United States District Court, W.D. Kentucky

February 27, 2019

UNITED STATES OF AMERICA, PLAINTIFF
v.
JEFFREY DESMOND CARTER, DEFENDANT

          MEMORANDUM OPINION AND ORDER

          Thomas B. Russell, Senior Judge United States District Court

         This matter is before the Court upon a Motion to Continue Trial Date, [R 67], by the plaintiff, United States of America (hereinafter "the Government"). The defendant, Jeffrey Carter, responded, [R. 69]. This matter is ripe for adjudication. For the reasons stated herein, the Government's Motion to Continue Trial Date, [R 67], is GRANTED.

         On October 18, 2016, Carter was charged in an indictment with twenty-five counts of Production of Child Pornography, one count of Receipt of Child Pornography, and one count of Sex Trafficking of a Minor. [R 4.] On August 22, 2017, Carter entered please of guilty and/or nolo contendere to all twenty-seven counts of the Indictment at a hearing in front of Magistrate Judge King. [R. 32.] After Carter's sentencing was continued three times by defense counsel, [R. 41; R 49; R 51], and previous defense counsel withdrew from the case, [R 53]. On March 23, 2018, Carter was appointed new counsel, who moved to withdrawal Carter's pleas, [R. 58]. After a hearing and briefing from the parties, the Court granted Carter's Motion to Withdraw Plea on August 31, 2018, [R 63]. Atthattime, this matter was set for trial by jury on March 25, 2019. [R 62.]
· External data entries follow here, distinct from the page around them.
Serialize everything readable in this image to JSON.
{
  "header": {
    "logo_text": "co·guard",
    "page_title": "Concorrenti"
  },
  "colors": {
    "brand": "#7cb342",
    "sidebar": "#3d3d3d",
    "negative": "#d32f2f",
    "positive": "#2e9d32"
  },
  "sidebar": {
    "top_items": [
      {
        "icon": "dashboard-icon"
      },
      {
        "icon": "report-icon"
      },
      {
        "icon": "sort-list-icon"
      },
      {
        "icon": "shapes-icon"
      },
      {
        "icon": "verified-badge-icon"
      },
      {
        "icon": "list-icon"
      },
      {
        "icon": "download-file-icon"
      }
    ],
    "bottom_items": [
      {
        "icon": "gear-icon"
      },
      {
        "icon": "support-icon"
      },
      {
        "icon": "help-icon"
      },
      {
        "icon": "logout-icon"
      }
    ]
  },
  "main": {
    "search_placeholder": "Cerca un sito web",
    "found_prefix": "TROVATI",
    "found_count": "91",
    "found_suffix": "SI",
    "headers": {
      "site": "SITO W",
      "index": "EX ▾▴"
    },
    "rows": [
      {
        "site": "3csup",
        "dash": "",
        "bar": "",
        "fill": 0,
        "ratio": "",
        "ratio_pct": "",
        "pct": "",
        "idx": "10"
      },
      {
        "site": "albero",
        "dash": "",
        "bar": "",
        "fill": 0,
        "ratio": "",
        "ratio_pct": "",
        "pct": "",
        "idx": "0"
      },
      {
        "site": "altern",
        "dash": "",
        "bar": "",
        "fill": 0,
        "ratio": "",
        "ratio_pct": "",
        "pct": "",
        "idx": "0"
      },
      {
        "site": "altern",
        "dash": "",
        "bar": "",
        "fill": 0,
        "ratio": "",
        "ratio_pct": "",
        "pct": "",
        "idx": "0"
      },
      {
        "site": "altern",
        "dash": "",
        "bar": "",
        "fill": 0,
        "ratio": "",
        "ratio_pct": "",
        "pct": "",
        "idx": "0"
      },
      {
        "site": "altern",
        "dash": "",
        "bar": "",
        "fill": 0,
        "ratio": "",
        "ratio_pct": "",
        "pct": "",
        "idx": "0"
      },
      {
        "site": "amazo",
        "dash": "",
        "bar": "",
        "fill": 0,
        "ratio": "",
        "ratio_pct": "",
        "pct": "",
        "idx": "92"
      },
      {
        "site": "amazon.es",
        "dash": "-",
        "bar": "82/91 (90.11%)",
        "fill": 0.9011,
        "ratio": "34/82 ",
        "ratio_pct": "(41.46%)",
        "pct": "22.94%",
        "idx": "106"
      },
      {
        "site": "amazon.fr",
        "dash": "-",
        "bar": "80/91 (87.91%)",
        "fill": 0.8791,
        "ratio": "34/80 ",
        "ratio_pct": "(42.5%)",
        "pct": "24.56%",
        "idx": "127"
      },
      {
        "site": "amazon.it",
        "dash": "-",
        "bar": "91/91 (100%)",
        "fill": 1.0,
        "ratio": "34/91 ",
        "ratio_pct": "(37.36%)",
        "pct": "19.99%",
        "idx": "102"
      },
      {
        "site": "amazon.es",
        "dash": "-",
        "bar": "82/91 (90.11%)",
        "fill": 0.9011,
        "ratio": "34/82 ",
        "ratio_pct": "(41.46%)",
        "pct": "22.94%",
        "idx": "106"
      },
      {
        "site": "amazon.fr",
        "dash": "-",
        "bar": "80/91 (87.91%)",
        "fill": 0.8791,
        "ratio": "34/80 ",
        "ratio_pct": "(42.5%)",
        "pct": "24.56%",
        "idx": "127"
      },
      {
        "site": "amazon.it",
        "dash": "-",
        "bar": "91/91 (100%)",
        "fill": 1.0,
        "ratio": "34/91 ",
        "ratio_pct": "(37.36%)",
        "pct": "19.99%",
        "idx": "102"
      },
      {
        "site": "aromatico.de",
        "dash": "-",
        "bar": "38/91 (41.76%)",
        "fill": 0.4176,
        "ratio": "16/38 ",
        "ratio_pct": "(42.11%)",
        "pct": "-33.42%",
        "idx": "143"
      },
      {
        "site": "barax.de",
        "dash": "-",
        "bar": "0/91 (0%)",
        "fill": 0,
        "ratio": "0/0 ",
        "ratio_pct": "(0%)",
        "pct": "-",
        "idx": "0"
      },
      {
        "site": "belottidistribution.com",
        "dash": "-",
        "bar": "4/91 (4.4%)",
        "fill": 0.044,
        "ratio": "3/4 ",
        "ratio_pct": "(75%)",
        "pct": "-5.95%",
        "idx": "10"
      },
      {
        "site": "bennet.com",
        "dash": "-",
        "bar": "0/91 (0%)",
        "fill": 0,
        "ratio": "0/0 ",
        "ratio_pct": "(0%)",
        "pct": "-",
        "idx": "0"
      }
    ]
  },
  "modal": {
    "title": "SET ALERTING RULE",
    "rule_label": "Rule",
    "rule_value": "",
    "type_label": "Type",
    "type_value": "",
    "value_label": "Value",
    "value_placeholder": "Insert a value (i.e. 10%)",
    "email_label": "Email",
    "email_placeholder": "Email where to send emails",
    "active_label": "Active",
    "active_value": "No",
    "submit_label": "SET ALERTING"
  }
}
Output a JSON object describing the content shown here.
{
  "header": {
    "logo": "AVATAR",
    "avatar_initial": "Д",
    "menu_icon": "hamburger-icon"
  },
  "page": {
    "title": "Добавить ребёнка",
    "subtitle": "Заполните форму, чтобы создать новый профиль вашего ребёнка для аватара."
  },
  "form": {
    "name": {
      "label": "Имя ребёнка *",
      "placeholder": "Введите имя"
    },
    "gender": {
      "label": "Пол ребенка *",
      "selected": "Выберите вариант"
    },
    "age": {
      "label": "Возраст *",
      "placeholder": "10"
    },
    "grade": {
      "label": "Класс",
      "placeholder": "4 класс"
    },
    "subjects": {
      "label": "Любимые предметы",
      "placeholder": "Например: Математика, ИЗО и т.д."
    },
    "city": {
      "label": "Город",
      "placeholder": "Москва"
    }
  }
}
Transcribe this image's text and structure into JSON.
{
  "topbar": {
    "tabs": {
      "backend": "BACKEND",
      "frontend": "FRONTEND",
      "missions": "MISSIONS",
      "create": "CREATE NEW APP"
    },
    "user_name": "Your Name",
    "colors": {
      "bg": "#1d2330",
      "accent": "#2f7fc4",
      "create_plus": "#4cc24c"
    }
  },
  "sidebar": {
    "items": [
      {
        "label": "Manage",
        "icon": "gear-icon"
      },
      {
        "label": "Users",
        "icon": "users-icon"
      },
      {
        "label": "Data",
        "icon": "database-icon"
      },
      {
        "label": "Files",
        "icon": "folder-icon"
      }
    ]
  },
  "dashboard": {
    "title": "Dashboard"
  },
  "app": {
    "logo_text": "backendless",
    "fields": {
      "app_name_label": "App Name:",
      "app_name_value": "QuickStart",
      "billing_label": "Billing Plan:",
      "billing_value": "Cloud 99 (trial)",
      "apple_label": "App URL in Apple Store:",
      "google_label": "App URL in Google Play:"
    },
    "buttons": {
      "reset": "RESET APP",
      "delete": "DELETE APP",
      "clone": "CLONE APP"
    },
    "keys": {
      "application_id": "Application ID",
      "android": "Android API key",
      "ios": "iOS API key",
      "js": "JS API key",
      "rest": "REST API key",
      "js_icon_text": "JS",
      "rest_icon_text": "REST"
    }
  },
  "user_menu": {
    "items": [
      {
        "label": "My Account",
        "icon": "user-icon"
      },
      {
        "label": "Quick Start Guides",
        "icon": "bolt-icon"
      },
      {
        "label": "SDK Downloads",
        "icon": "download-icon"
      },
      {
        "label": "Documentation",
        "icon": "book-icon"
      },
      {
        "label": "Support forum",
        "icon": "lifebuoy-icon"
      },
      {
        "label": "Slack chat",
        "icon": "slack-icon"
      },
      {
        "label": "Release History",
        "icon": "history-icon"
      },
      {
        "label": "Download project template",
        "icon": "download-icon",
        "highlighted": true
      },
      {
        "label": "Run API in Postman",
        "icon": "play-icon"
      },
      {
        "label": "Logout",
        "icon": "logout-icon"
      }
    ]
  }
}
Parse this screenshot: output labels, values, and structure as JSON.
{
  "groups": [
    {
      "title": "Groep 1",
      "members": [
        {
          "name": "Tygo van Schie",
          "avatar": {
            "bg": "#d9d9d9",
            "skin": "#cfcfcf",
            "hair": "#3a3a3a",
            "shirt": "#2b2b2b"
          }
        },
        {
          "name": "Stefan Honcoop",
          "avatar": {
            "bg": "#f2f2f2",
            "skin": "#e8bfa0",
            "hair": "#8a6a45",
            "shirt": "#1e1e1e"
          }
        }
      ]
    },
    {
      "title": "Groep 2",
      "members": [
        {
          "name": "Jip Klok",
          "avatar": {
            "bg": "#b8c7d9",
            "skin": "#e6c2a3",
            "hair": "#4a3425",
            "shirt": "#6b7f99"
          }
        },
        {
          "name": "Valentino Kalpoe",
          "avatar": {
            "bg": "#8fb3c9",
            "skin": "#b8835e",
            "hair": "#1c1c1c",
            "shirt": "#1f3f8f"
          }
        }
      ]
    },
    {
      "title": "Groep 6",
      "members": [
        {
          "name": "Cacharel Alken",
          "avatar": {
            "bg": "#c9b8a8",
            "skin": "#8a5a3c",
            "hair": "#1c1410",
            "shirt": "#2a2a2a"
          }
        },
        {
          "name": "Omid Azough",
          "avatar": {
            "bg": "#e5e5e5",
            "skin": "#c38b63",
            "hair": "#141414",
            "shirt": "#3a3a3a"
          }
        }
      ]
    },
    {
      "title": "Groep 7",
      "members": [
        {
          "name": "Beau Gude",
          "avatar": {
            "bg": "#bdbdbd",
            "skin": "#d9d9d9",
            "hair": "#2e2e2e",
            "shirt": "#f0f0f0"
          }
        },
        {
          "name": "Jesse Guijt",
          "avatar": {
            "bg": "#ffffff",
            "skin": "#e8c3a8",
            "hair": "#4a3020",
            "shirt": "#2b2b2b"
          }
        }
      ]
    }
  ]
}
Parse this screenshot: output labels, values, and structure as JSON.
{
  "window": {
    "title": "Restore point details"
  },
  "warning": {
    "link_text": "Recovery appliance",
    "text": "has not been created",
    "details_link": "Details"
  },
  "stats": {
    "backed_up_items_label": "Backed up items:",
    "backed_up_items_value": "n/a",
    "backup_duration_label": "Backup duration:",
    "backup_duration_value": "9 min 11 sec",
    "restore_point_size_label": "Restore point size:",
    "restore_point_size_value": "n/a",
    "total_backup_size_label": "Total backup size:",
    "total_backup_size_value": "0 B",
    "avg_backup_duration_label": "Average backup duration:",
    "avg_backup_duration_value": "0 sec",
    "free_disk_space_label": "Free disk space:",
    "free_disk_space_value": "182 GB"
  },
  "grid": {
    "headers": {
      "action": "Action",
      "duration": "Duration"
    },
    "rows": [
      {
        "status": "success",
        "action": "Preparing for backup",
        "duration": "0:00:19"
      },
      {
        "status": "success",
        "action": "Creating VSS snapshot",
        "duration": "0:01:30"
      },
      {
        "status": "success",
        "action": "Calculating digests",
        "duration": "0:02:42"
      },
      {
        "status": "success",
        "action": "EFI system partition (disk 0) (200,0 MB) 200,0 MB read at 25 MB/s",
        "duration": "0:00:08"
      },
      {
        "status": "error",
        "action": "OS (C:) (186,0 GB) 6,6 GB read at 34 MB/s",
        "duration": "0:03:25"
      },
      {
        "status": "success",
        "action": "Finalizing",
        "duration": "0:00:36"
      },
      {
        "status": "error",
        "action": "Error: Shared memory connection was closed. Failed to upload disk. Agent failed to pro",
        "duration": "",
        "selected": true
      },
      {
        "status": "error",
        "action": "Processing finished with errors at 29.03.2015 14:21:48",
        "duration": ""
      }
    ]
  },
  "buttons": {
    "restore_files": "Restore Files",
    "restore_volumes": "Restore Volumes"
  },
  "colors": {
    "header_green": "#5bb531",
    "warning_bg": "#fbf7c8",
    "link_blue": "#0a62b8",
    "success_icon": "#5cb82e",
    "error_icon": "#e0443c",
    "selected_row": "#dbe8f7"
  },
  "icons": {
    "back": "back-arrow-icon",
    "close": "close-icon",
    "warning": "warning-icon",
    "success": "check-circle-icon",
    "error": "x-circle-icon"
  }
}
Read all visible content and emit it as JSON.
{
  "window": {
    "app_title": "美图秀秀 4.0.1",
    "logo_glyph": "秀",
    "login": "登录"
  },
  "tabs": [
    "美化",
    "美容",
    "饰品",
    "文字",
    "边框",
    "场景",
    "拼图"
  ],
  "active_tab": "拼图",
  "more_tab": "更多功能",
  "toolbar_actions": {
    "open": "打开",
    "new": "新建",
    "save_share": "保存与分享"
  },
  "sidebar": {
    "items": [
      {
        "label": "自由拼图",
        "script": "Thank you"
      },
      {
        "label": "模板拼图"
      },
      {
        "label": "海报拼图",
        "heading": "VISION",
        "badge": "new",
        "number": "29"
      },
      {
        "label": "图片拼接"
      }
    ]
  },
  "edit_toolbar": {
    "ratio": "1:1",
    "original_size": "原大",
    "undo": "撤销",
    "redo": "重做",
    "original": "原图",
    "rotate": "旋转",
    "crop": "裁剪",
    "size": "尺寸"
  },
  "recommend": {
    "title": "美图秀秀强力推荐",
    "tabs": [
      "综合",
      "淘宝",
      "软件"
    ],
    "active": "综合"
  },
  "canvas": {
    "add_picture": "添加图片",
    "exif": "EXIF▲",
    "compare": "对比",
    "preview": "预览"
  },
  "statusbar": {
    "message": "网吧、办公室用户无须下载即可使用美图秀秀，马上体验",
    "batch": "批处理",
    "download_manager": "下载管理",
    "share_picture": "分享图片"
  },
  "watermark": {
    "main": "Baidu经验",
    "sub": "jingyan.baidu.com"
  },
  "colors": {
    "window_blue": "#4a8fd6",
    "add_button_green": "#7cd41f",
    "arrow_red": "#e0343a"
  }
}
         As explained by the Government, approximately four weeks ago, counsel for the Government was informed that the Government's previously identified expert computer forensic examiner, employed by the Federal Bureau of Investigation (FBI) and assigned to the Kentucky Regional Computer Forensic Laboratory (KRFCL), was the subject of a pending disciplinary action. [R 67 at 1-2.] Currently, that expert is suspended from his employment pending the final resolution of the FBI administrative process. [Id.] Thus, the Government is unable to properly prepare for trial by consulting with said expert who conducted all of the forensic examinations of the devices. [Id. at 2.] The Government states that these devices, and their contents, "comprise a large share of the proof that the United States will present at the trial of this case" and they contain "large numbers of images and videos of child pornography." [Id.] The Government has obtained an additional search warrant authorizing the FBI and KRCFL to conduct a new search of the devices in question, but the FBI and KRCFL estimate that the reports related to such a search would not be available until late March or early April of 2019. [Id. at 3.] Furthermore, the Government explains that once those reports are received, it will "need time to review and disclose or make available, as appropriate, discoverable materials to the defendant." [Id.]

         As a result of these recent events, the Government argues that a continuance of the trial is necessary for three reasons:

(1) that the failure to grant the continuance would be likely to make a continuation of the proceeding impossible, or result in a miscarriage of justice (see 18 U.S.C. § 3161(h)(7)(B)(i)); (2) that this case is unusual and complex due to the nature of the prosecution and that extra time to permit preparations for trial is reasonable (see 18 U.S.C. § 3161(h)(7)(B)(ii)); and/or (3) that failure to grant a continuance would deny counsel for the government the reasonable time necessary for effective preparation for trial (see 18 U.S.C. § 3161(h)(7)(B)(iv)).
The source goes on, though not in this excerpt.